Wednesday, March 14, 2007

Does Breaking Social Networks Encourage Innovation?

In doing some background work on innovation I came across an article by Chris Trimble (Tuck School of Business at Dartmouth) publish last year on the impact of social networks on the ability of an organization to innovate.

More often than not, innovation results from an unexpected combinations of ideas, or chance meetings of people with complimentary perspectives. Within most organizations innovation is not viewed as an organizational process but the focus of a work group of individuals that comprise their own social network. However, aspiring innovators within organizations can often be handicapped by existing social networks. This is not because these individuals lack the creativity or other skills to innovate, but instead are functionally out of the innovation loop because the nature of their jobs keeps them from interacting with the "innovative" social networks.

Once an organization has reached a level where it is sustaining itself the focus changes to becoming efficient. Employees are pulled into specialized roles and tasks and are gathered together in social groups based on processes. Each employee's web of social connections therefore mirrors the way their work is organized. As Trimble points out, most social connections are made with others with closely related specialties, who share similar perspectives, and are shaped by the demands of the same customers.

Being a part of a social network for a prolonged period of time influences individuals in significant ways. Individuals that have been in a specific social network for a long period of time has likely internalizing the "ways of thinking" (groupthink) of that network. Yet, innovation initiatives are often most successful when there is an unusual interaction between employees. How many brainstorming or strategic planning sessions start off by counting off and creating new groups? Trimble therefore argues that while enriching existing social networks accelerates idea generation, the breaking of social networks is often required to convert vision to reality.

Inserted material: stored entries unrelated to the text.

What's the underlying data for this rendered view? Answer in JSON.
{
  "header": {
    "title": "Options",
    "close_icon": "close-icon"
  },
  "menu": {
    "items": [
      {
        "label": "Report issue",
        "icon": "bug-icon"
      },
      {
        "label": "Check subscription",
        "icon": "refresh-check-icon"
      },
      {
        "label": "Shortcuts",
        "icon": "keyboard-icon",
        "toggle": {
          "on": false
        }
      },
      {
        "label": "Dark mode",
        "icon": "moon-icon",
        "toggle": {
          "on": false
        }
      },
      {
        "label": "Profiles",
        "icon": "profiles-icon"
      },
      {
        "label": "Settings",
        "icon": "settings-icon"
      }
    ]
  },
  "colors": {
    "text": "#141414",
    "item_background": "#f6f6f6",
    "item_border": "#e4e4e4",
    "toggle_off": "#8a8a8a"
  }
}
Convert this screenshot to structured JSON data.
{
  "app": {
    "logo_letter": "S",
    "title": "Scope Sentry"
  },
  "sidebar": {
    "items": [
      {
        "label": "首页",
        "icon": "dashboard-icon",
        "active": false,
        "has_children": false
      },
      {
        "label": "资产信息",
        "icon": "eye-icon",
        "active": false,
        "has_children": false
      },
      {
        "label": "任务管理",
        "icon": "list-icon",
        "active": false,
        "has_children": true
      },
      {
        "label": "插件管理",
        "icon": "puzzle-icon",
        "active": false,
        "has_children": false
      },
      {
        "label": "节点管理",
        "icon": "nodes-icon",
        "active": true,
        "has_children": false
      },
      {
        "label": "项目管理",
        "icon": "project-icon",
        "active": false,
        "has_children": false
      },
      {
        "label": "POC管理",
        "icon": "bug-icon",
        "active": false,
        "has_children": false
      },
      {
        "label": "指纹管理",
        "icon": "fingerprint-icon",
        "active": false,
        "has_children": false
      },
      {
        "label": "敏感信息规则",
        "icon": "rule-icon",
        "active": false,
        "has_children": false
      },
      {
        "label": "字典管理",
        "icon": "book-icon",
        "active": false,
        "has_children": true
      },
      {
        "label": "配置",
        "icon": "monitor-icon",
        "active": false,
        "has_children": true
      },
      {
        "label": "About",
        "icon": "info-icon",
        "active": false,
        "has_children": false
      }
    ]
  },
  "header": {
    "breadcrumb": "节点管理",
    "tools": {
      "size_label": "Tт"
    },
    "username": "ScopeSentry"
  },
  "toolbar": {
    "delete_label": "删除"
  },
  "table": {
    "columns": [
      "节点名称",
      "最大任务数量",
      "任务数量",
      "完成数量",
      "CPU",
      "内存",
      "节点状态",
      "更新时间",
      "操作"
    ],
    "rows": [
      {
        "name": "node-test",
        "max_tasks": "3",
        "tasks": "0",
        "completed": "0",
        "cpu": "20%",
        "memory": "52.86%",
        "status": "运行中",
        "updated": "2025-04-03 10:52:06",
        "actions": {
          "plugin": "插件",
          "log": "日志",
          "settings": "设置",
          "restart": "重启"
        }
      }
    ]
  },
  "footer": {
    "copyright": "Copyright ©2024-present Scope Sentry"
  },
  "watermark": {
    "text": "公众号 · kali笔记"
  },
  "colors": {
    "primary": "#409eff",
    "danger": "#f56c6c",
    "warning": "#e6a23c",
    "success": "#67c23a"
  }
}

Trimble states that "Breaking networks is the only way to prepare an organization to take innovation efforts beyond mere ideas. You can train an individual about what an innovation is and why it demands different behavior, but you can't retrain an organization simply by training the individuals within it. The individuals may acquire knowledge, but organizations are more powerful than individuals..."

Yes, organizations are more powerful than the individuals from which they are comprised (the whole is greater the the sum of its parts). Therefore, organizational leaders that are serious about building an organization with the capacity for strategic innovation cannot simply keep a few innovators close by that "do" innovation. They need an organization built to innovate. Reorganizations are an opportunity to break those involved with an innovation out of their existing social networks, and force them to forge new relationships and new networks from scratch.

Breaking networks takes a deliberate effort and is tricky because networks are made up of relationships between people, and relationships are cultivated over time. Social networks are often built upon relationships that often go beyond work and becomes the foundation for trust. Breaking these social networks would mean disrupting the social capital that has been built within parts of the organization. The challenge is that any group of people that have invested time and effort into a relationship or social network and have built a 'circle of trust' are reluctant simply to walk away.

Still, one can build a strong argument that innovation is more likely to occur when an organization moves from one that aspires to enhance existing social networks to one that breaks them, then rebuilds them over again. Sphere: Related Content

1 comment:

Eric Schnell said...

I also came across this section in King and Anderson's Managing Innovation and Change:

"many team building iniatives are designed to maximize the cohesion and sense of identity within the group...such groups are likely to suffer from 'groupthink'. Unless messures are taken to guard against it, there is a danger that highly cohesive teams may be insufficiently critical of innovations they propose and support, and fail to give adequate consideration to alternatives. This could lead to a deterioration in the quality, though not necessarily the quantity, of innovations produced by the group.